I did one of those things the other day where I said something on Twitter without really thinking about it and then it became a thing and I had to make sure I hadn’t done a bad thing. Here’s the facts:

I’ve been pretty annoyed with the editorial board of the NYT since forever but also increasingly over time to the point that I cancelled my subscription recently. It’s all the more frustrating because I would die to be an editorialist, and yet one of the best publications ever seems resigned to hire some of the stupidest and least literate people available. Anyway: last week I found out that they had hired a new editorialist for their tech section who is notorious for having bragged about having Nazi friends. She positions herself on the “left” of the political spectrum, but subscribed to this theory that if one makes friends with Nazis and engage with them in conversations then it might moderate their beliefs and behaviour. I, by contrast, subscribe to the belief that people who are hostile to others on the basis of race or religion shouldn’t be permitted in polite society. I can’t imagine calling anyone a friend who is hostile to the freedoms of any of my other friends. Not least of all because I can’t imagine wanting to spend time with such a person, and I question the real beliefs of anyone who would choose to spend time with such people.

So I said: “Did you just not have any non-Nazi-sympathizing applicants, or…”. And then, within a few hours, the NYT fired her. Not because of me, but because of the overwhelming number of people who shared the same sentiment. At which point the satire was complete: an editorialist hired to discuss the consequences of technology gets flamed online about her online history and is almost immediately fired.

The editorialist then took to Twitter to essentially admonish those who had participated in the campaign to get her fired. We’re powerful, she told us, and we had changed the lives of her and her family.

And so I thought about it. Was the woman who had bragged about being friends with Nazis, and about the fact that those Nazis might be less likely to hurt people based on race by virtue of their friendship, really trying to unironically accuse me of having participated in a lynch mob for holding her accountable for those choices?

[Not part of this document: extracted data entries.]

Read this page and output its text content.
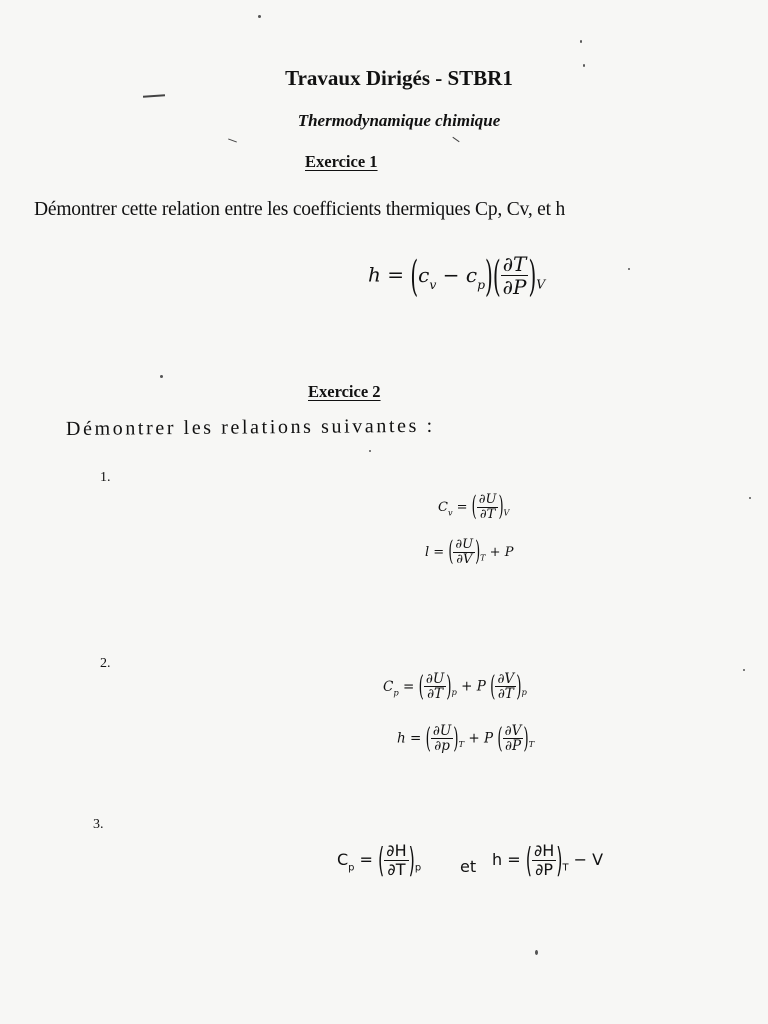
Travaux Dirigés - STBR1
Thermodynamique chimique
Exercice 1
Démontrer cette relation entre les coefficients thermiques Cp, Cv, et h
$h = (c_v - c_p)( \frac{\partial T}{\partial P} )_V$
Exercice 2
Démontrer les relations suivantes :
1.
$C_v$ = ( $\frac{\partial U}{\partial T} )_V$
l = ( $\frac{\partial U}{\partial V} )_T + P$
2.
$C_p$ = ( $\frac{\partial U}{\partial T} )_p + P$ ( $\frac{\partial V}{\partial T} )_p$
h = ( $\frac{\partial U}{\partial p} )_T + P$ ( $\frac{\partial V}{\partial P} )_T$
3.
$C_p$ = ( $\frac{\partial H}{\partial T} )_p$ et h = ( $\frac{\partial H}{\partial P} )_T - V$
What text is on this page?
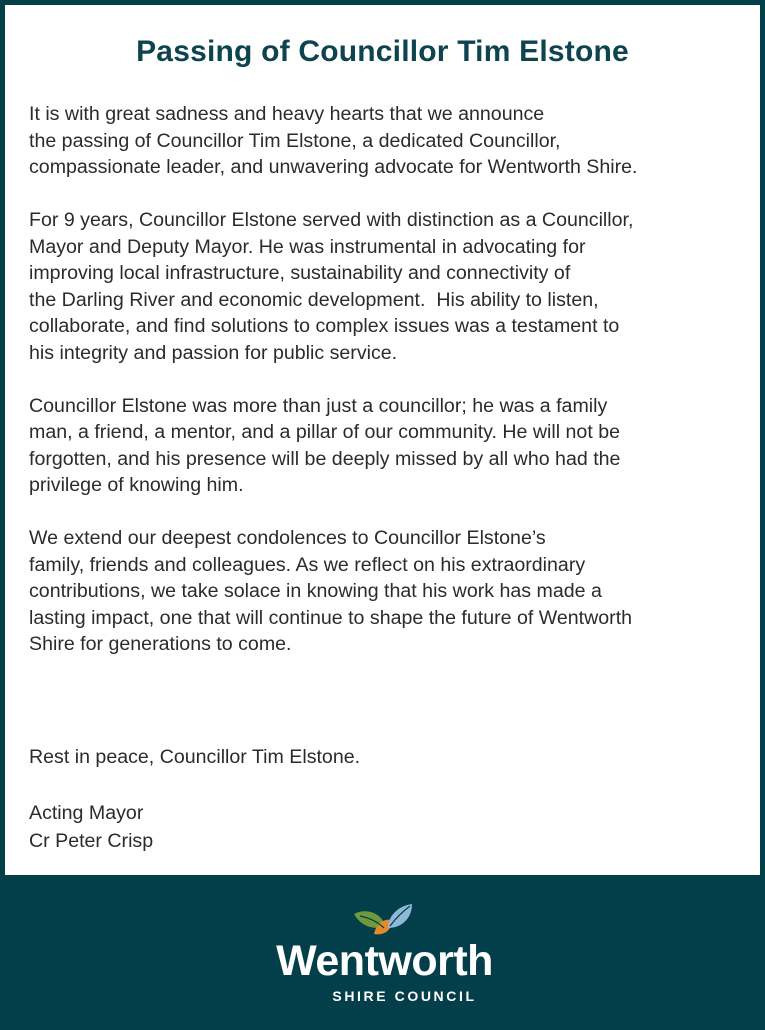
Passing of Councillor Tim Elstone

It is with great sadness and heavy hearts that we announce
the passing of Councillor Tim Elstone, a dedicated Councillor,
compassionate leader, and unwavering advocate for Wentworth Shire.

For 9 years, Councillor Elstone served with distinction as a Councillor,
Mayor and Deputy Mayor. He was instrumental in advocating for
improving local infrastructure, sustainability and connectivity of
the Darling River and economic development.  His ability to listen,
collaborate, and find solutions to complex issues was a testament to
his integrity and passion for public service.

Councillor Elstone was more than just a councillor; he was a family
man, a friend, a mentor, and a pillar of our community. He will not be
forgotten, and his presence will be deeply missed by all who had the
privilege of knowing him.

We extend our deepest condolences to Councillor Elstone’s
family, friends and colleagues. As we reflect on his extraordinary
contributions, we take solace in knowing that his work has made a
lasting impact, one that will continue to shape the future of Wentworth
Shire for generations to come.

Rest in peace, Councillor Tim Elstone.
Acting Mayor
Cr Peter Crisp
Wentworth
SHIRE COUNCIL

It seemed more accurate to see what happened as: a woman built her career by being *shocking* at the expense of marginalized people, but wanted the world to forget all that as soon as it became inconvenient and despite that she never renounced those choices. She could have chosen to come to terms with the fact that she had made some career limiting decisions in favour of immediate gratification, but instead she chose to play the victim: portraying this highly prestigious position as being her right and being held to account as an assault.

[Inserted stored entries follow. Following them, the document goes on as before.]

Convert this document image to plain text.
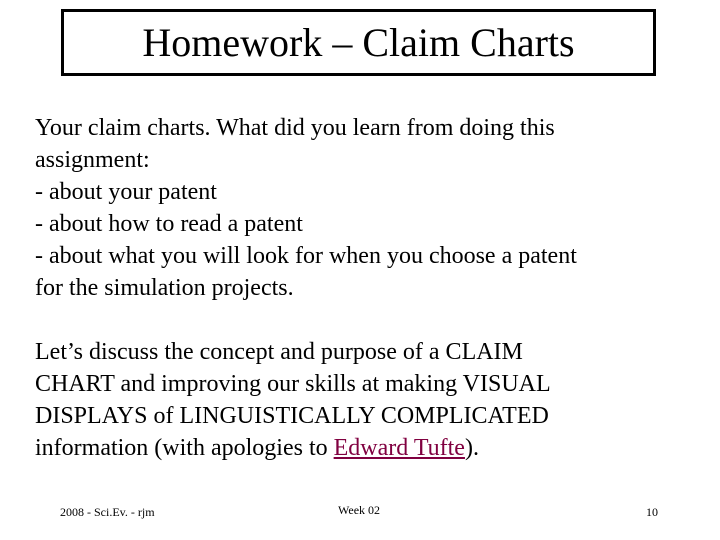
Homework – Claim Charts

Your claim charts. What did you learn from doing this
assignment:
- about your patent
- about how to read a patent
- about what you will look for when you choose a patent
for the simulation projects.

Let’s discuss the concept and purpose of a CLAIM
CHART and improving our skills at making VISUAL
DISPLAYS of LINGUISTICALLY COMPLICATED
information (with apologies to Edward Tufte).

2008 - Sci.Ev. - rjm	Week 02	10
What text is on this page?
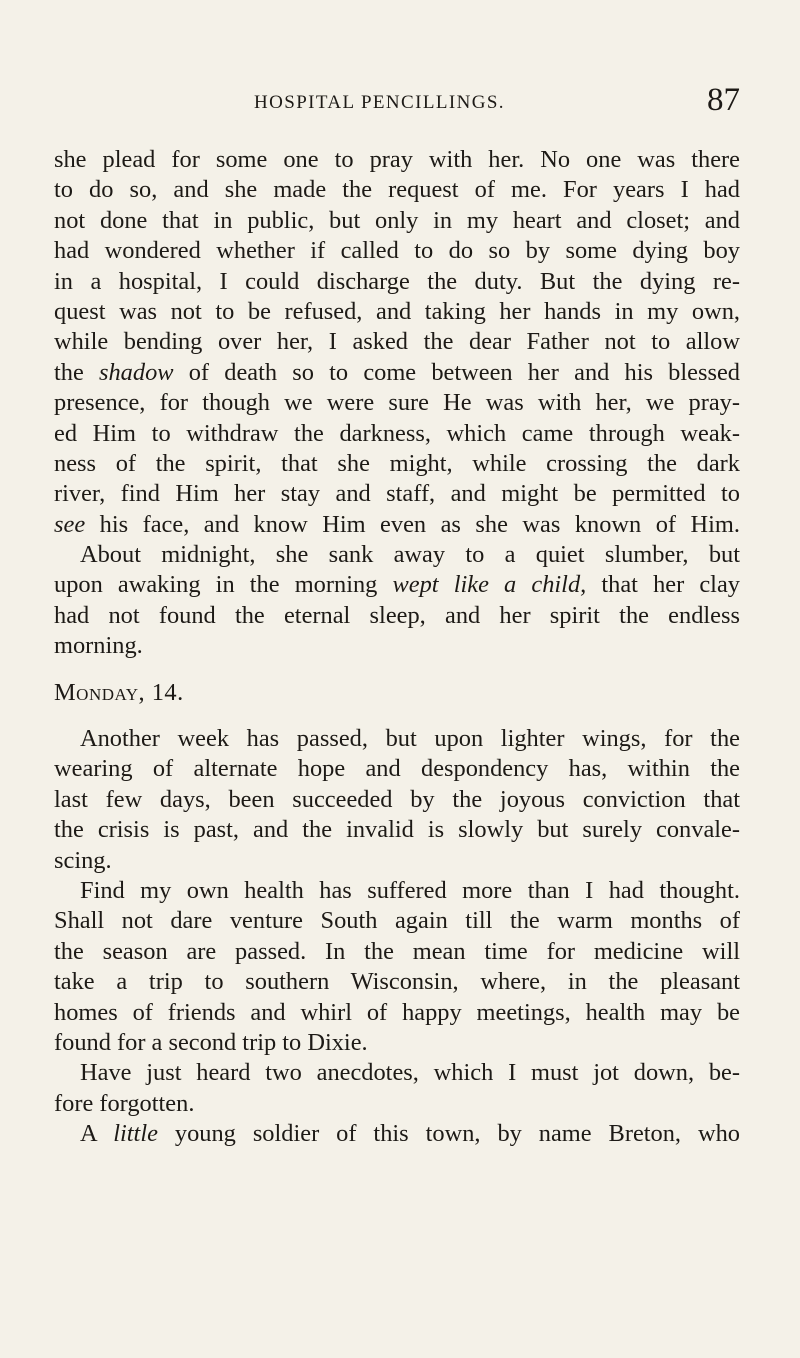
HOSPITAL PENCILLINGS.	87
she plead for some one to pray with her. No one was there
to do so, and she made the request of me. For years I had
not done that in public, but only in my heart and closet; and
had wondered whether if called to do so by some dying boy
in a hospital, I could discharge the duty. But the dying re-
quest was not to be refused, and taking her hands in my own,
while bending over her, I asked the dear Father not to allow
the shadow of death so to come between her and his blessed
presence, for though we were sure He was with her, we pray-
ed Him to withdraw the darkness, which came through weak-
ness of the spirit, that she might, while crossing the dark
river, find Him her stay and staff, and might be permitted to
see his face, and know Him even as she was known of Him.
About midnight, she sank away to a quiet slumber, but
upon awaking in the morning wept like a child, that her clay
had not found the eternal sleep, and her spirit the endless
morning.
Monday, 14.
Another week has passed, but upon lighter wings, for the
wearing of alternate hope and despondency has, within the
last few days, been succeeded by the joyous conviction that
the crisis is past, and the invalid is slowly but surely convale-
scing.
Find my own health has suffered more than I had thought.
Shall not dare venture South again till the warm months of
the season are passed. In the mean time for medicine will
take a trip to southern Wisconsin, where, in the pleasant
homes of friends and whirl of happy meetings, health may be
found for a second trip to Dixie.
Have just heard two anecdotes, which I must jot down, be-
fore forgotten.
A little young soldier of this town, by name Breton, who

It reminded me of that Logan Paul controversy. Even Chrissy Teigen came to his defence, saying that people’s careers shouldn’t be ruined just because they made an ethical mistake. What in fact happened was that a Youtube star made the decision to try to get attention for his Youtube channel by posting a video of a body he’d found a man who’d presumably committed suicide, and was surprised to find out that he’d miscalculated the repercussions of that choice – not the ethics of it. There are a million teenagers behind Logan Paul in line to be the next big Youtube star, and I have absolutely no sympathy for those who trip over their own dicks and fall from grace. They were privileged to have experienced that kind of success at all, but one doesn’t become entitled to that kind of success just because they’ve attained it for some length of time.

I participated in the litigation against a guy who made his fortune claiming that he could get extraordinary returns for investors, but whose ability to offer results only lasted as long as the stock market was booming and who ended up losing peoples’ entire life savings. He didn’t “make a mistake”; his downfall was tied directly to what had made him “successful”. Likewise, people whose careers are going down in flames over revelations of past improper behaviour didn’t make a “mistake” – they perpetuated a system of abuse which benefitted them and people like them at the expense of those who they didn’t imagine would ever have the power to hold them to account. Again: their “mistake” wasn’t to misjudge the ethics of the situation, it was a miscalculation about the potential consequences of that behaviour.

To the extent that someone makes an honest mistake and is willing to take responsibility for it, I tend on the side of giving people a second chance. But sometimes people only deserve that kind of forgiveness to the extent that they are willing to bear the consequences of their actions, even to the point of giving up their positions of privilege.